こんなあなたが社労士に向いています

社会保険労務士の仕事は、企業と人にかかわることです。 社労士は、仕事を通じて労働基準法や労災保険法、健康保険法などたくさんの法律を相手にします。しかしそれらの専門知識は、結局は、企業や人を守るために必要な道具なのです。となりますと「試験に合格しやすい適正」と「社労士として活躍するための適正」では意味合いがかなり異なってくるでしょう。ここでは後者の、私が社労士になってほしいと思う人の人物像のお話をしたいと思います。

あなたは法律が好きですか?

社労士は、雇用保険法、国民年金法、労働安全衛生法などの法律に精通していなければなりません。そして多くの法律は度々改正も行われます。これはどんな職業にも言えることですが、特に社労士には、生涯勉強を続ける向学心が大切です。
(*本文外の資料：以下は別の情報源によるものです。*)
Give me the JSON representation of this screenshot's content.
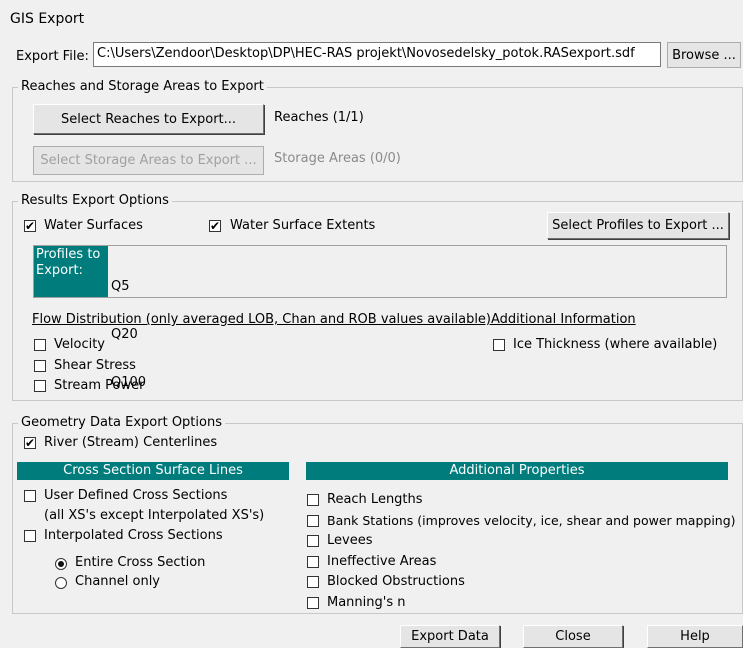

あなたは本当に法律が好きですか?政治を含め世の中の変化に敏感な人ですか?社労士は、労働・社会保険制度のプロとして、お客様から常に最新情報を求められ続けます。法律が、勉強が好きだということが、社労士の適正の第一条件でしょう。

コミュニケーション能力には自信がありますか?

社労士には、給料をもとにした保険料の計算業務など、事務処理能力が求められます。細かい作業をコツコツと仕上げる几帳面さがなければ、社労士の仕事を手際よく進めることはできません。 しかし社労士の仕事は、事務的な仕事だけではありません。むしろ人と積極的に関わっていかなければならないのが社労士なのです。社労士が課題発見に積極的に動くかどうかで、もしかしたら見過ごされてしまっていた課題を解決できることもあるからです。たとえば保険給付に必要な条件を満たしているのに、お客様がその法律のことを知らなくて、給付を受けないままでいたりするケースがそれです。 そうしたもったいないケースを回避するために欠かせないのが、社労士の専門知識であり、コミュニケーション能力なのです。日頃から、関係するみなさんとたくさん接するよう心がけ、常に課題の発見に努められる人が、社労士に向いている人です。

人の幸せのために、自分を差し出すことはできますか?

特に開業社労士として働く人は、このことを痛感するようになるでしょう。自分の時間はあって無いもののようになるのが本物の開業社労士です(そういう働き方をしている人は、必ず高い収入を得ることになりますから幸せなことですが)。開業社労士は、お客様である経営者や、その会社の社員さんから無数の相談を寄せられることになります。そのすべてに応えることはできません。しかし、可能なかぎり応えを返す努力を続ける誠実さは欠かせません。会社(顧問契約企業)は生き物ですから、労働上の問題がなくなることもあり得ません。時には休暇を返上して相談にのらなければいけないケースもたくさんあります。「働く人の生活安定や安全のために、どこまでも献身的に尽くせる」こと。そのことも、社労士としての大切な資質です。